Add a pat of butter on top for authentic Sapporo-style richness.
Let the protein rest for 5-10 minutes after cooking to allow the juices to redistribute for maximum tenderness.
Season each component individually rather than seasoning at the end — this builds deeper, more complex flavor throughout.
Store leftovers in an airtight container in the refrigerator for up to 4 days. For longer storage, freeze individual portions in freezer-safe containers for up to 3 months. Label with the date and recipe name.
Gently reheat broth without boiling. Cook fresh noodles for each serving.
Editor's note: Do not skip the resting step at the end. It makes a bigger difference than any single ingredient in the recipe. Five minutes of patience pays off in juiciness and flavor.

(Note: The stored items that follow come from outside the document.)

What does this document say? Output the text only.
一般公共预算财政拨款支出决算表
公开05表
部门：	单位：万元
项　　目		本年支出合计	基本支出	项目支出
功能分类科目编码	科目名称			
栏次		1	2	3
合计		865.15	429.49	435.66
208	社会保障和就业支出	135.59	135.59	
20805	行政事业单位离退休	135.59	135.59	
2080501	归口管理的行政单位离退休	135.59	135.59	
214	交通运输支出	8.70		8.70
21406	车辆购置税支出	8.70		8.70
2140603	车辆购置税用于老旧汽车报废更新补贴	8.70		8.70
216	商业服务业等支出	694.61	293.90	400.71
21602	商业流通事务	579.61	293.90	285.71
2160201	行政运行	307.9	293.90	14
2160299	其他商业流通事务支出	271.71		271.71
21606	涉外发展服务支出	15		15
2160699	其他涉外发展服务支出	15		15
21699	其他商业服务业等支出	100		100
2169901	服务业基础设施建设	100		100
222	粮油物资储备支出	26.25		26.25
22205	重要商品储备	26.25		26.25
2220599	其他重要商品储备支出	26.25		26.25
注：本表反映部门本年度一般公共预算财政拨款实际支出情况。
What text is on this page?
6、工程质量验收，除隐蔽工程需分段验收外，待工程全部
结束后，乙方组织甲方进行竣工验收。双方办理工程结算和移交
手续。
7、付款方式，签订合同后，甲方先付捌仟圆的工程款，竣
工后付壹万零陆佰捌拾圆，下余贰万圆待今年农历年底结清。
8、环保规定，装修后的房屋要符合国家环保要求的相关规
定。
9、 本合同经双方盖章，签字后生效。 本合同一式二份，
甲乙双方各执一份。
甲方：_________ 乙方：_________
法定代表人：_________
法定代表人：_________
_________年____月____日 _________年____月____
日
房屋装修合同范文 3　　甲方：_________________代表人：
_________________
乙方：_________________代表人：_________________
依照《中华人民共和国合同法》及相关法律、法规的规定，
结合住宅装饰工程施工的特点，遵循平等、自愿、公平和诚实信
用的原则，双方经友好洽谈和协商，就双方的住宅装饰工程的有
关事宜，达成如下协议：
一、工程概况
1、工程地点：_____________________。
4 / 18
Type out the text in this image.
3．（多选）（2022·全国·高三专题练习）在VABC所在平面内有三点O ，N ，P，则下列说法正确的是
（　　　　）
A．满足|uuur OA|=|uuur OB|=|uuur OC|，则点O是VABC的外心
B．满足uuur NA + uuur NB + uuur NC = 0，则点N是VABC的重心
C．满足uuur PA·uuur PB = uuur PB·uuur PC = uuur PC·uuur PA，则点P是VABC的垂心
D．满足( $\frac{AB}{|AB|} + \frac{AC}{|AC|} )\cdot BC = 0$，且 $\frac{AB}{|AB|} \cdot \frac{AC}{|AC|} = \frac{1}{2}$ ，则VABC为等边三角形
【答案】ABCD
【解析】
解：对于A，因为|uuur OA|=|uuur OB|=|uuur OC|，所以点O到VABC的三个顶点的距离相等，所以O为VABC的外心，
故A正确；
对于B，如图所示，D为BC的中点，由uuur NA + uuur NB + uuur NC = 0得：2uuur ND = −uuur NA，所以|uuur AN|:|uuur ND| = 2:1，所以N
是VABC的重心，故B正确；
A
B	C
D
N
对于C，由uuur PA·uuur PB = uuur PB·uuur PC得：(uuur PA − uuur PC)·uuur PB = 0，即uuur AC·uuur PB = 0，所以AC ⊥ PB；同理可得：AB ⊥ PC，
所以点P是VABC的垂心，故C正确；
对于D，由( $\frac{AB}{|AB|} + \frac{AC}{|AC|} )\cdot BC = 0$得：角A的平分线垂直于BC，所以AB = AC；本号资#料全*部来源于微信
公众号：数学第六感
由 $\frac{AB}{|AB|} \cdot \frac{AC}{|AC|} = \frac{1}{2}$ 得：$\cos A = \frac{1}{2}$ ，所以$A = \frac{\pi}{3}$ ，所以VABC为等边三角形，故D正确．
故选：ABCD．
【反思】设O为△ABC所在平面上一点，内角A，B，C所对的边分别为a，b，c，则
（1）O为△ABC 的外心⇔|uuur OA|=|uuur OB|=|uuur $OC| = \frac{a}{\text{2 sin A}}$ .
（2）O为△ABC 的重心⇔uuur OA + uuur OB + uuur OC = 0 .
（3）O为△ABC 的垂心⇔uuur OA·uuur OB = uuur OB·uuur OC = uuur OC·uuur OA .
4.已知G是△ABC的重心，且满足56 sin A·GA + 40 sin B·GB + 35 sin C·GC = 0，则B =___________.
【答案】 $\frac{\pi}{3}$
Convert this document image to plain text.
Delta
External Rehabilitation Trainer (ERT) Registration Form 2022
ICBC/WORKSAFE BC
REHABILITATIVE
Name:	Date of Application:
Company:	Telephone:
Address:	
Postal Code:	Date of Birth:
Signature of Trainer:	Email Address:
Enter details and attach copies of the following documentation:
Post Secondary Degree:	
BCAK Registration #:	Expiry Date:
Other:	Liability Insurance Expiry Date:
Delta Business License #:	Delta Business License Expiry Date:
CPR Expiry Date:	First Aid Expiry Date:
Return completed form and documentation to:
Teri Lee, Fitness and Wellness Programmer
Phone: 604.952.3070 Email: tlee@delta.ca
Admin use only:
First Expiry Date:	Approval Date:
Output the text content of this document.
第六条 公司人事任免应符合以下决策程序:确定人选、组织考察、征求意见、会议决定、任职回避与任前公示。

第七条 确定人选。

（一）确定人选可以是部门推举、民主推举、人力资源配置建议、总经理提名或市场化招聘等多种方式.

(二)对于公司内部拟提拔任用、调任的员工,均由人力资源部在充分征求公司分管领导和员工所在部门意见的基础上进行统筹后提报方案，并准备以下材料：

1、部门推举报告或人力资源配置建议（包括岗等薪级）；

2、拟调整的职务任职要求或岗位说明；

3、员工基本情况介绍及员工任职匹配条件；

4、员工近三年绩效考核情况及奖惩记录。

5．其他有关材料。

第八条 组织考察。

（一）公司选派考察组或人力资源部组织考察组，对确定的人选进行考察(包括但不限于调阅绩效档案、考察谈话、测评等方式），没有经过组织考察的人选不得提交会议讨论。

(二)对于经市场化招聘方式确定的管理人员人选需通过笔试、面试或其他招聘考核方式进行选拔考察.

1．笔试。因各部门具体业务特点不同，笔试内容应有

Per serving (145mg) · 2 servings
A moderate-calorie serving · based on a 2,000 cal daily diet
Nutritional values are approximate and may vary based on specific ingredients and preparation methods.
Sarah Chen is a professional recipe developer and food editor with over a decade of experience in test kitchens and food media. She trained at the Culinary Institute of America before spending six years developing and testing recipes for national food publications, where she honed her ability to translate restaurant techniques into approachable home cooking. At RecipePool, Sarah leads recipe development, ensuring every dish is tested at least three times for clarity, accuracy, and genuine deliciousness. When she is not in the kitchen, she is browsing farmers markets and collecting vintage cookbooks.